The curve y = (x^2-4) is translated by(2 0). Write down an equation for the translated graph.Explain
y=×^2-4
= (×-2)(×+2)
so intersects X axis at 2 and -2.
as there is a translation of (2,0), curve moves to the right twice hence giving roots of 0 and 4. now equation is y=×(×-4)
if this is gcse the teacher will know you copied from somewhere...but ur welcome
sooo what is the answer
Well, imagine our curve with a big smiley face on it. Now, we're going to take that smiley face and move it two units to the right. But don't worry, the smiley face won't end up looking like a confused emoji!
To translate the curve y = (x^2-4) by (2,0), we simply need to replace every instance of x with (x-2). This shift moves the graph horizontally by 2 units to the right.
So, the equation for the translated graph would be y = ((x-2)^2-4).

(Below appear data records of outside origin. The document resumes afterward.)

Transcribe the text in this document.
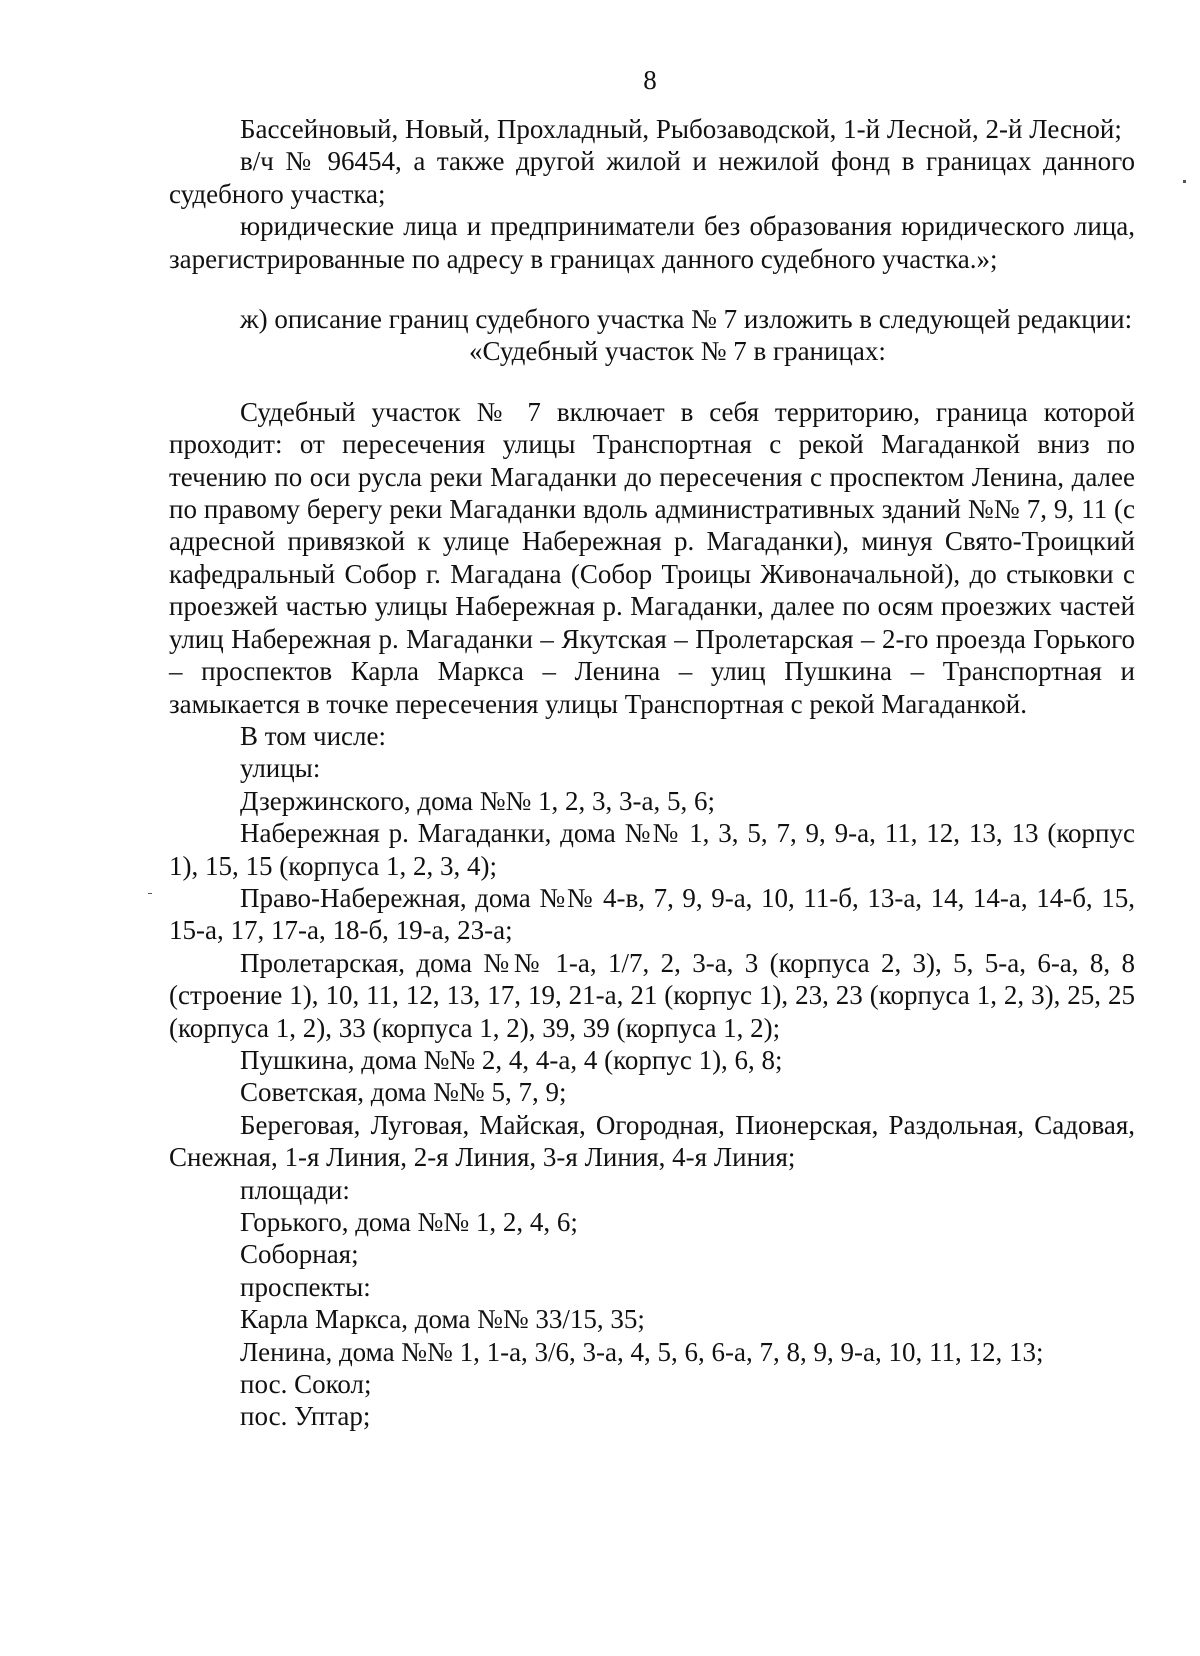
8

Бассейновый, Новый, Прохладный, Рыбозаводской, 1-й Лесной, 2-й Лесной;

в/ч № 96454, а также другой жилой и нежилой фонд в границах данного судебного участка;

юридические лица и предприниматели без образования юридического лица, зарегистрированные по адресу в границах данного судебного участка.»;

ж) описание границ судебного участка № 7 изложить в следующей редакции:

«Судебный участок № 7 в границах:

Судебный участок № 7 включает в себя территорию, граница которой проходит: от пересечения улицы Транспортная с рекой Магаданкой вниз по течению по оси русла реки Магаданки до пересечения с проспектом Ленина, далее по правому берегу реки Магаданки вдоль административных зданий №№ 7, 9, 11 (с адресной привязкой к улице Набережная р. Магаданки), минуя Свято-Троицкий кафедральный Собор г. Магадана (Собор Троицы Живоначальной), до стыковки с проезжей частью улицы Набережная р. Магаданки, далее по осям проезжих частей улиц Набережная р. Магаданки – Якутская – Пролетарская – 2-го проезда Горького – проспектов Карла Маркса – Ленина – улиц Пушкина – Транспортная и замыкается в точке пересечения улицы Транспортная с рекой Магаданкой.

В том числе:

улицы:

Дзержинского, дома №№ 1, 2, 3, 3-а, 5, 6;

Набережная р. Магаданки, дома №№ 1, 3, 5, 7, 9, 9-а, 11, 12, 13, 13 (корпус 1), 15, 15 (корпуса 1, 2, 3, 4);

Право-Набережная, дома №№ 4-в, 7, 9, 9-а, 10, 11-б, 13-а, 14, 14-а, 14-б, 15, 15-а, 17, 17-а, 18-б, 19-а, 23-а;

Пролетарская, дома №№ 1-а, 1/7, 2, 3-а, 3 (корпуса 2, 3), 5, 5-а, 6-а, 8, 8 (строение 1), 10, 11, 12, 13, 17, 19, 21-а, 21 (корпус 1), 23, 23 (корпуса 1, 2, 3), 25, 25 (корпуса 1, 2), 33 (корпуса 1, 2), 39, 39 (корпуса 1, 2);

Пушкина, дома №№ 2, 4, 4-а, 4 (корпус 1), 6, 8;

Советская, дома №№ 5, 7, 9;

Береговая, Луговая, Майская, Огородная, Пионерская, Раздольная, Садовая, Снежная, 1-я Линия, 2-я Линия, 3-я Линия, 4-я Линия;

площади:

Горького, дома №№ 1, 2, 4, 6;

Соборная;

проспекты:

Карла Маркса, дома №№ 33/15, 35;

Ленина, дома №№ 1, 1-а, 3/6, 3-а, 4, 5, 6, 6-а, 7, 8, 9, 9-а, 10, 11, 12, 13;

пос. Сокол;

пос. Уптар;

This means that every point on the original curve will shift two units to the right, maintaining the same shape but in a different position. Now, isn't that just "parafunny"?

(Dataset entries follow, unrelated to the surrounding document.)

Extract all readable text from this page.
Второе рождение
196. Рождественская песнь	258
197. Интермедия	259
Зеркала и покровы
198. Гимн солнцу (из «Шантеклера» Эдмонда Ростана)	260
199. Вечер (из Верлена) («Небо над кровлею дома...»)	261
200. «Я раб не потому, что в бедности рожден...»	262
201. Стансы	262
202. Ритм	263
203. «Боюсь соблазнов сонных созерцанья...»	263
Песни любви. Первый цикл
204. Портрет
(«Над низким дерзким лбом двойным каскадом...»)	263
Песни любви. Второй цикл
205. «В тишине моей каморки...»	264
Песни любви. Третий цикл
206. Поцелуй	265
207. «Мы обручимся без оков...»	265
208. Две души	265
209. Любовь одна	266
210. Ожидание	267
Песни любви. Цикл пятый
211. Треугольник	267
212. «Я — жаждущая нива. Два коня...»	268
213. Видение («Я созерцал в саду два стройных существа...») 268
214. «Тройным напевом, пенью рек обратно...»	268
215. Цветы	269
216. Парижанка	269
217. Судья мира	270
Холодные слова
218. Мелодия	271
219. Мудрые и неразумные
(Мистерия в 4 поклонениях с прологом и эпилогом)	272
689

To translate a curve, we need to shift it horizontally and vertically. In this case, the curve y = (x^2-4) is being translated by (2, 0).
To shift the curve horizontally by 2 units to the right, we need to subtract 2 from the x-values of each point on the curve. This means we can replace "x" in the original equation with "(x - 2)".

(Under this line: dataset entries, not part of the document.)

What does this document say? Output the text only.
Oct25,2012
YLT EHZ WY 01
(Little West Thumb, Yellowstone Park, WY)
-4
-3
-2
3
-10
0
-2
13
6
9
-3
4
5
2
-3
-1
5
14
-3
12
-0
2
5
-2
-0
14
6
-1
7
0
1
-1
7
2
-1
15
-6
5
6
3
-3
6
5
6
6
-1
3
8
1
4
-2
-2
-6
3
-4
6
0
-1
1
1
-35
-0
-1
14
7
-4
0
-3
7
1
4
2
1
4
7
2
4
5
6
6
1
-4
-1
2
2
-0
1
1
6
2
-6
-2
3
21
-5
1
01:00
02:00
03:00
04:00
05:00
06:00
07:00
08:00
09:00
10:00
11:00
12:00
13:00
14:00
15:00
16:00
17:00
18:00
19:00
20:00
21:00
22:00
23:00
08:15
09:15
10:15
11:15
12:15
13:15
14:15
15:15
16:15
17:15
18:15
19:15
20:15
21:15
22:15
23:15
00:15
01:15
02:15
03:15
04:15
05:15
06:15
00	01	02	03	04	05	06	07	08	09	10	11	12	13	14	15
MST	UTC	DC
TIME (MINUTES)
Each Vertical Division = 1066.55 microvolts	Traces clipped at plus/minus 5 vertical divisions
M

To shift the curve vertically by 0 units, or in other words, not to shift it at all vertically, we do not need to make any changes to the y-values.
So, the equation for the translated graph is:
y = ((x - 2)^2 - 4)
This equation represents the original curve shifted 2 units to the right. By substituting different values for "x" into this equation, you can find the corresponding "y" values and plot them on a graph to visualize the translated graph.
to translate right by 2, replace x with x-2.
y = (x-2)^2 = 4
The 0 vertical translation does nothing.
As always, get out some graph paper and DRAW THE GRAPHS!